Business first: my daughter got sent home from school yesterday with a nasty cough, and then was up half the night with it, so my wife and I decided to keep her home today. That’s why blogging will probably be on the light/non-existent side for the rest of the day.

I did want to say something about last night’s speech, because obviously everybody has a Hot Take to deliver about it.

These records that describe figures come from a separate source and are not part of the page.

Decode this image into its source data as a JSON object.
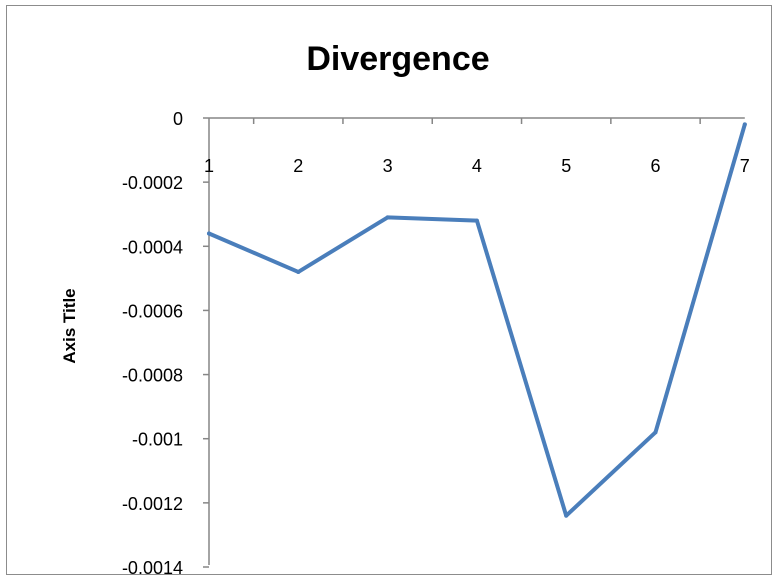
{
  "chart_data": {
    "type": "line",
    "title": "Divergence",
    "xlabel": "",
    "ylabel": "Axis Title",
    "categories": [
      "1",
      "2",
      "3",
      "4",
      "5",
      "6",
      "7"
    ],
    "series": [
      {
        "values": [
          -0.00036,
          -0.00048,
          -0.00031,
          -0.00032,
          -0.00124,
          -0.00098,
          -2e-05
        ]
      }
    ],
    "yticks": [
      "0",
      "-0.0002",
      "-0.0004",
      "-0.0006",
      "-0.0008",
      "-0.001",
      "-0.0012",
      "-0.0014"
    ],
    "ylim": [
      -0.0014,
      0
    ],
    "grid": false,
    "legend": "none",
    "colors": {
      "line": "#4a7ebb",
      "axis": "#868686"
    }
  }
}
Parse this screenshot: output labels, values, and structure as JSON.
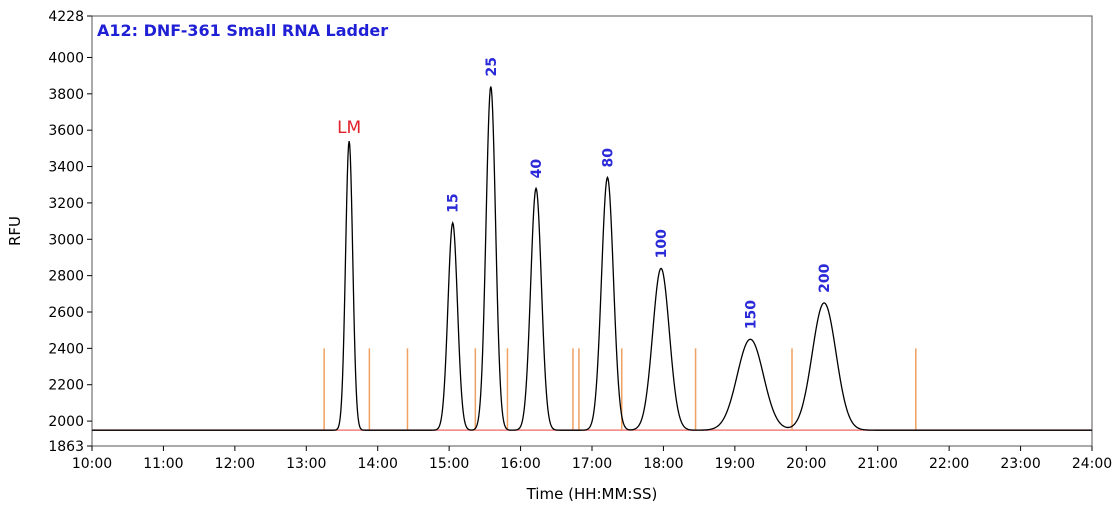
{
  "chart_data": {
    "type": "line",
    "title": "A12: DNF-361 Small RNA Ladder",
    "xlabel": "Time (HH:MM:SS)",
    "ylabel": "RFU",
    "xlim_minutes": [
      600,
      1440
    ],
    "ylim": [
      1863,
      4228
    ],
    "y_ticks": [
      1863,
      2000,
      2200,
      2400,
      2600,
      2800,
      3000,
      3200,
      3400,
      3600,
      3800,
      4000,
      4228
    ],
    "x_ticks": [
      {
        "t": 600,
        "label": "10:00"
      },
      {
        "t": 660,
        "label": "11:00"
      },
      {
        "t": 720,
        "label": "12:00"
      },
      {
        "t": 780,
        "label": "13:00"
      },
      {
        "t": 840,
        "label": "14:00"
      },
      {
        "t": 900,
        "label": "15:00"
      },
      {
        "t": 960,
        "label": "16:00"
      },
      {
        "t": 1020,
        "label": "17:00"
      },
      {
        "t": 1080,
        "label": "18:00"
      },
      {
        "t": 1140,
        "label": "19:00"
      },
      {
        "t": 1200,
        "label": "20:00"
      },
      {
        "t": 1260,
        "label": "21:00"
      },
      {
        "t": 1320,
        "label": "22:00"
      },
      {
        "t": 1380,
        "label": "23:00"
      },
      {
        "t": 1440,
        "label": "24:00"
      }
    ],
    "baseline": 1950,
    "peaks": [
      {
        "label": "LM",
        "t": 816,
        "height": 3540,
        "width": 3.0,
        "kind": "marker"
      },
      {
        "label": "15",
        "t": 903,
        "height": 3090,
        "width": 4.0,
        "kind": "fragment"
      },
      {
        "label": "25",
        "t": 935,
        "height": 3840,
        "width": 4.0,
        "kind": "fragment"
      },
      {
        "label": "40",
        "t": 973,
        "height": 3280,
        "width": 4.5,
        "kind": "fragment"
      },
      {
        "label": "80",
        "t": 1033,
        "height": 3340,
        "width": 5.0,
        "kind": "fragment"
      },
      {
        "label": "100",
        "t": 1078,
        "height": 2840,
        "width": 7.0,
        "kind": "fragment"
      },
      {
        "label": "150",
        "t": 1153,
        "height": 2450,
        "width": 11.0,
        "kind": "fragment"
      },
      {
        "label": "200",
        "t": 1215,
        "height": 2650,
        "width": 10.0,
        "kind": "fragment"
      }
    ],
    "integration_markers_t": [
      795,
      833,
      865,
      922,
      949,
      1004,
      1009,
      1045,
      1107,
      1188,
      1292
    ],
    "colors": {
      "trace": "#000000",
      "baseline_line": "#f08080",
      "integration_marker": "#f0a060",
      "title": "#1f1fd6",
      "peak_label": "#2a2ad8",
      "lm_label": "#e0202a"
    }
  }
}
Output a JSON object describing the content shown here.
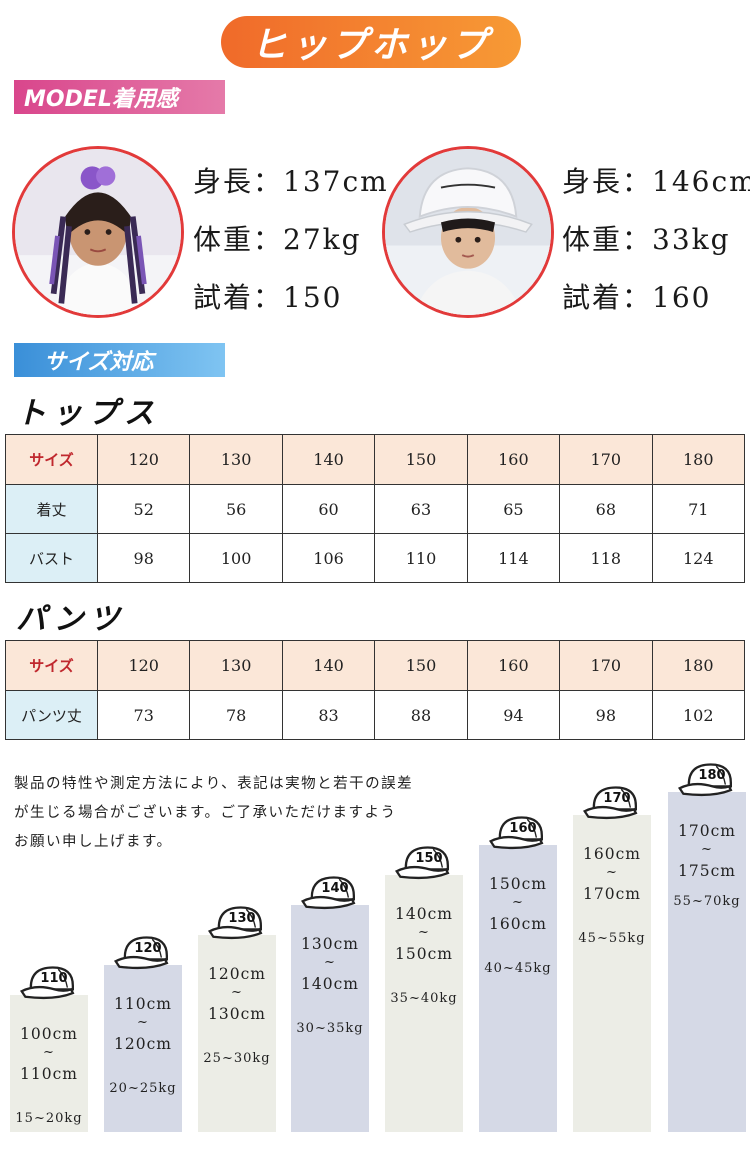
{
  "banner": {
    "title": "ヒップホップ"
  },
  "model_section": {
    "label": "MODEL着用感"
  },
  "models": [
    {
      "height": "身長：137cm",
      "weight": "体重：27kg",
      "trial": "試着：150"
    },
    {
      "height": "身長：146cm",
      "weight": "体重：33kg",
      "trial": "試着：160"
    }
  ],
  "size_section": {
    "label": "サイズ対応"
  },
  "tops": {
    "title": "トップス",
    "header_label": "サイズ",
    "sizes": [
      "120",
      "130",
      "140",
      "150",
      "160",
      "170",
      "180"
    ],
    "rows": [
      {
        "label": "着丈",
        "values": [
          "52",
          "56",
          "60",
          "63",
          "65",
          "68",
          "71"
        ]
      },
      {
        "label": "バスト",
        "values": [
          "98",
          "100",
          "106",
          "110",
          "114",
          "118",
          "124"
        ]
      }
    ]
  },
  "pants": {
    "title": "パンツ",
    "header_label": "サイズ",
    "sizes": [
      "120",
      "130",
      "140",
      "150",
      "160",
      "170",
      "180"
    ],
    "rows": [
      {
        "label": "パンツ丈",
        "values": [
          "73",
          "78",
          "83",
          "88",
          "94",
          "98",
          "102"
        ]
      }
    ]
  },
  "note": {
    "line1": "製品の特性や測定方法により、表記は実物と若干の誤差",
    "line2": "が生じる場合がございます。ご了承いただけますよう",
    "line3": "お願い申し上げます。"
  },
  "size_guide": [
    {
      "size": "110",
      "height_from": "100cm",
      "tilde": "~",
      "height_to": "110cm",
      "weight": "15~20kg"
    },
    {
      "size": "120",
      "height_from": "110cm",
      "tilde": "~",
      "height_to": "120cm",
      "weight": "20~25kg"
    },
    {
      "size": "130",
      "height_from": "120cm",
      "tilde": "~",
      "height_to": "130cm",
      "weight": "25~30kg"
    },
    {
      "size": "140",
      "height_from": "130cm",
      "tilde": "~",
      "height_to": "140cm",
      "weight": "30~35kg"
    },
    {
      "size": "150",
      "height_from": "140cm",
      "tilde": "~",
      "height_to": "150cm",
      "weight": "35~40kg"
    },
    {
      "size": "160",
      "height_from": "150cm",
      "tilde": "~",
      "height_to": "160cm",
      "weight": "40~45kg"
    },
    {
      "size": "170",
      "height_from": "160cm",
      "tilde": "~",
      "height_to": "170cm",
      "weight": "45~55kg"
    },
    {
      "size": "180",
      "height_from": "170cm",
      "tilde": "~",
      "height_to": "175cm",
      "weight": "55~70kg"
    }
  ],
  "colors": {
    "bar_light": "#ecede6",
    "bar_blue": "#d5d9e6",
    "banner": "#f27a2e",
    "border_red": "#e23a3a"
  }
}
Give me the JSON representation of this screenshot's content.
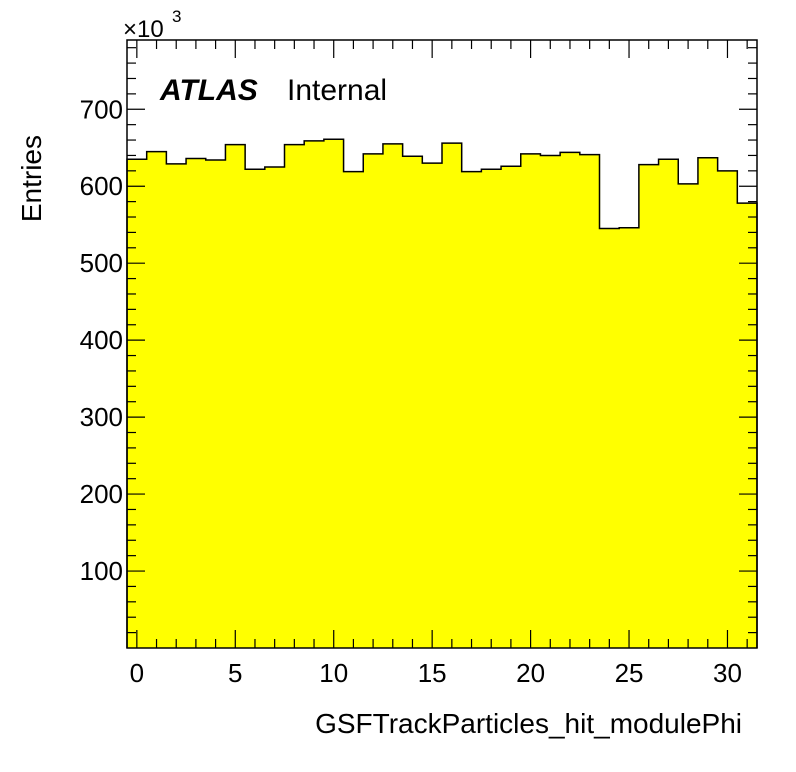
{
  "chart_data": {
    "type": "bar",
    "style": "step-histogram",
    "fill_color": "#ffff00",
    "line_color": "#000000",
    "xlabel": "GSFTrackParticles_hit_modulePhi",
    "ylabel": "Entries",
    "y_multiplier": "×10",
    "y_multiplier_exponent": "3",
    "label_bold": "ATLAS",
    "label_normal": "Internal",
    "xlim": [
      -0.5,
      31.5
    ],
    "ylim": [
      0,
      790
    ],
    "x_ticks": [
      0,
      5,
      10,
      15,
      20,
      25,
      30
    ],
    "y_ticks": [
      100,
      200,
      300,
      400,
      500,
      600,
      700
    ],
    "bin_width": 1,
    "x": [
      0,
      1,
      2,
      3,
      4,
      5,
      6,
      7,
      8,
      9,
      10,
      11,
      12,
      13,
      14,
      15,
      16,
      17,
      18,
      19,
      20,
      21,
      22,
      23,
      24,
      25,
      26,
      27,
      28,
      29,
      30,
      31
    ],
    "values": [
      635,
      645,
      629,
      636,
      634,
      654,
      622,
      625,
      654,
      659,
      661,
      619,
      642,
      655,
      639,
      630,
      656,
      619,
      622,
      626,
      642,
      640,
      644,
      641,
      545,
      546,
      628,
      635,
      603,
      637,
      620,
      578
    ],
    "grid": false,
    "legend": "none"
  }
}
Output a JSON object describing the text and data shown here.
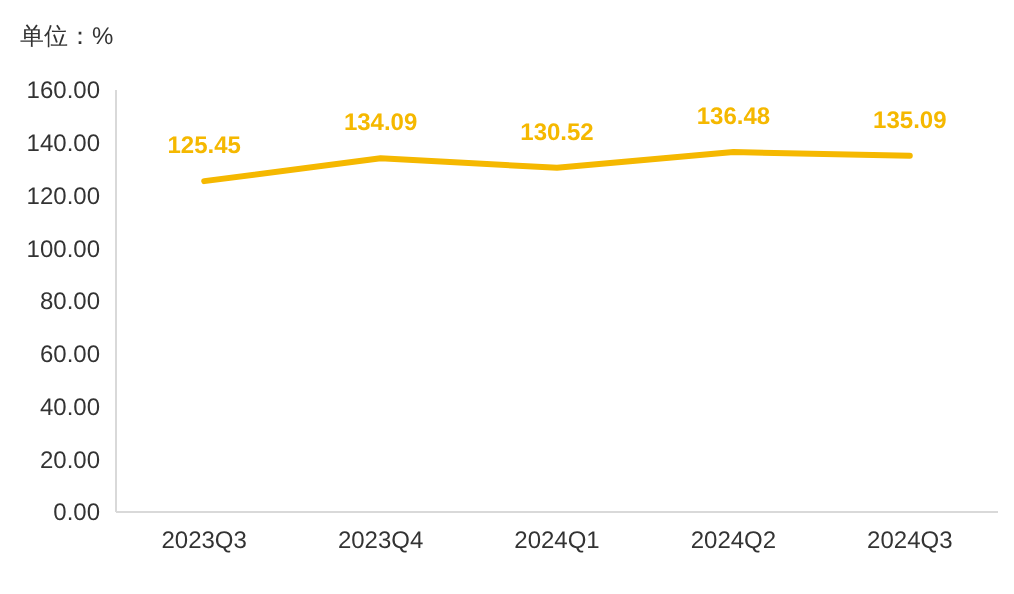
{
  "chart_data": {
    "type": "line",
    "title": "单位：%",
    "categories": [
      "2023Q3",
      "2023Q4",
      "2024Q1",
      "2024Q2",
      "2024Q3"
    ],
    "series": [
      {
        "color": "#f5b800",
        "values": [
          125.45,
          134.09,
          130.52,
          136.48,
          135.09
        ]
      }
    ],
    "ylim": [
      0,
      160
    ],
    "yticks": [
      {
        "value": 0,
        "label": "0.00"
      },
      {
        "value": 20,
        "label": "20.00"
      },
      {
        "value": 40,
        "label": "40.00"
      },
      {
        "value": 60,
        "label": "60.00"
      },
      {
        "value": 80,
        "label": "80.00"
      },
      {
        "value": 100,
        "label": "100.00"
      },
      {
        "value": 120,
        "label": "120.00"
      },
      {
        "value": 140,
        "label": "140.00"
      },
      {
        "value": 160,
        "label": "160.00"
      }
    ],
    "data_labels": true,
    "grid": false,
    "marker": "none",
    "line_style": "solid"
  }
}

My take, since I spent more time watching the Penguins-Flyers game than the speech, is that this Penguins team can’t go 0-for-6 on the power play, including one major penalty, and expect to win a hockey game. They’re just not good enough 5-on-5 to get away with it.

As far as the speech is concerned…look, we’re starting the seventh year of the Obama presidency. Anybody who seriously expects the next two years to look any different from the past four is deluding themselves. A big speech isn’t going to change that. We can talk about how “free” Obama is to speak in populist language now that his poll numbers are up and he’s no longer trying to hang on to the Democrats’ Senate majority, but so what? Maybe he should’ve tried using that language back before his numbers tanked and the party lost that majority, not that I think it would have mattered much either way. Some outlets seem to think that Obama’s call for a new Authorization to Use Military Force against ISIS is news, but it’s not like he hasn’t made similar statements in the past and then done nothing to actually make it happen.

There was, I will admit, a fascinating microcosm of the last ~6 and a half years that occurred toward the end of Obama’s address. As Obama was going on about trying to fix our broken, rage-fueled politics, he noted that he’s got no more campaigns to run. Several Republicans responded by being disrespectful yutzes, so Obama fired off a snappy if petulant one-liner that shut them up. Today it turns out that lots of Republicans are mad that Obama said mean things to them just because they were acting like assholes. Our politics have been driven for over a decade now by the delicate fee-fees of a group of ostensible adults who want to be allowed to act like jerks without ever being challenged or confronted for it, and by the technocratic center that wants to pretend that those people don’t really exist or aren’t really as toxic as they appear. That ain’t changing anytime soon.